CVE-2014-0915

Name of the Vulnerable Software and Affected Versions IBM Maximo Asset Management versions 6.2 through 6.2.8 IBM Maximo Asset Management versions 7.1 through 7.1.1.2 IBM Maximo Asset Management versions 7.5 through 7.5.0.6 IBM Maximo Asset Management for SmartCloud Control Desk versions 7.5 through 7.5.0.3 IBM Maximo Asset Management for SmartCloud Control Desk versions 7.5.1 through 7.5.1.2 IBM Tivoli Asset Management for IT versions 6.2 through 6.2.8 IBM Tivoli Asset Management for IT versions 7.1 through 7.1.1.2 IBM Tivoli Asset Management for IT version 7.2

Description The issue allows remote authenticated users to inject arbitrary web script or HTML via the KPI display name field or a portlet field, which can lead to cross-site scripting (XSS) attacks.

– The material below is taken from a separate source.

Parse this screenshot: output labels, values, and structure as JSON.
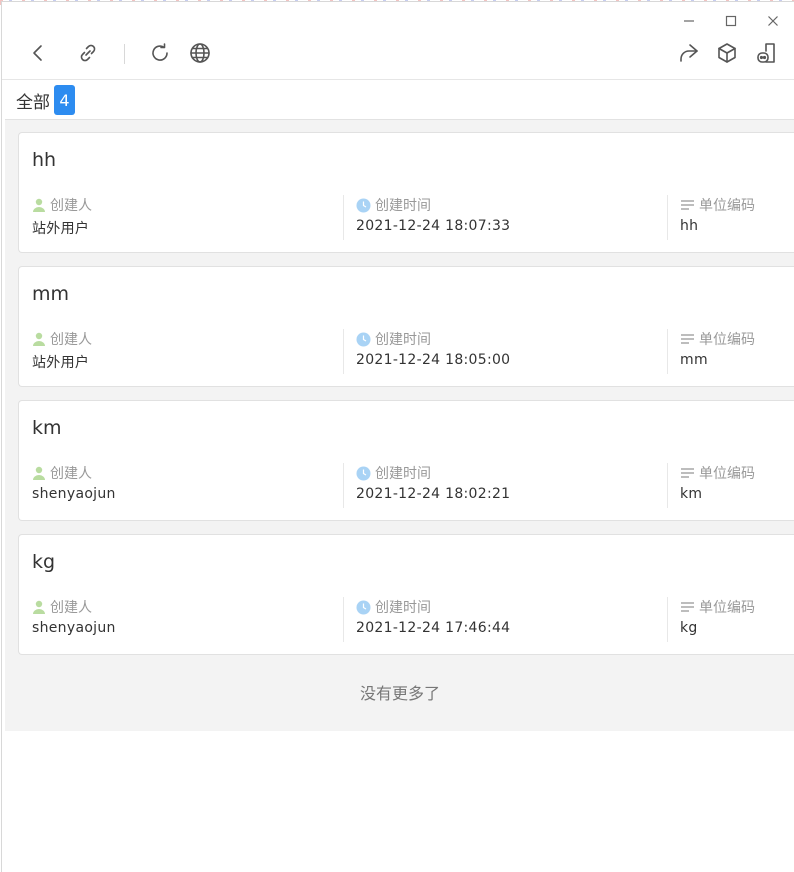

Recommendations For IBM Maximo Asset Management versions 6.2 through 6.2.8, update to a version outside of this range to mitigate the risk. For IBM Maximo Asset Management versions 7.1 through 7.1.1.2, update to a version outside of this range to mitigate the risk. For IBM Maximo Asset Management versions 7.5 through 7.5.0.6, update to a version outside of this range to mitigate the risk. For IBM Maximo Asset Management for SmartCloud Control Desk versions 7.5 through 7.5.0.3, update to a version outside of this range to mitigate the risk. For IBM Maximo Asset Management for SmartCloud Control Desk versions 7.5.1 through 7.5.1.2, update to a version outside of this range to mitigate the risk. For IBM Tivoli Asset Management for IT versions 6.2 through 6.2.8, update to a version outside of this range to mitigate the risk. For IBM Tivoli Asset Management for IT versions 7.1 through 7.1.1.2, update to a version outside of this range to mitigate the risk. For IBM Tivoli Asset Management for IT version 7.2, update to a version outside of this range to mitigate the risk.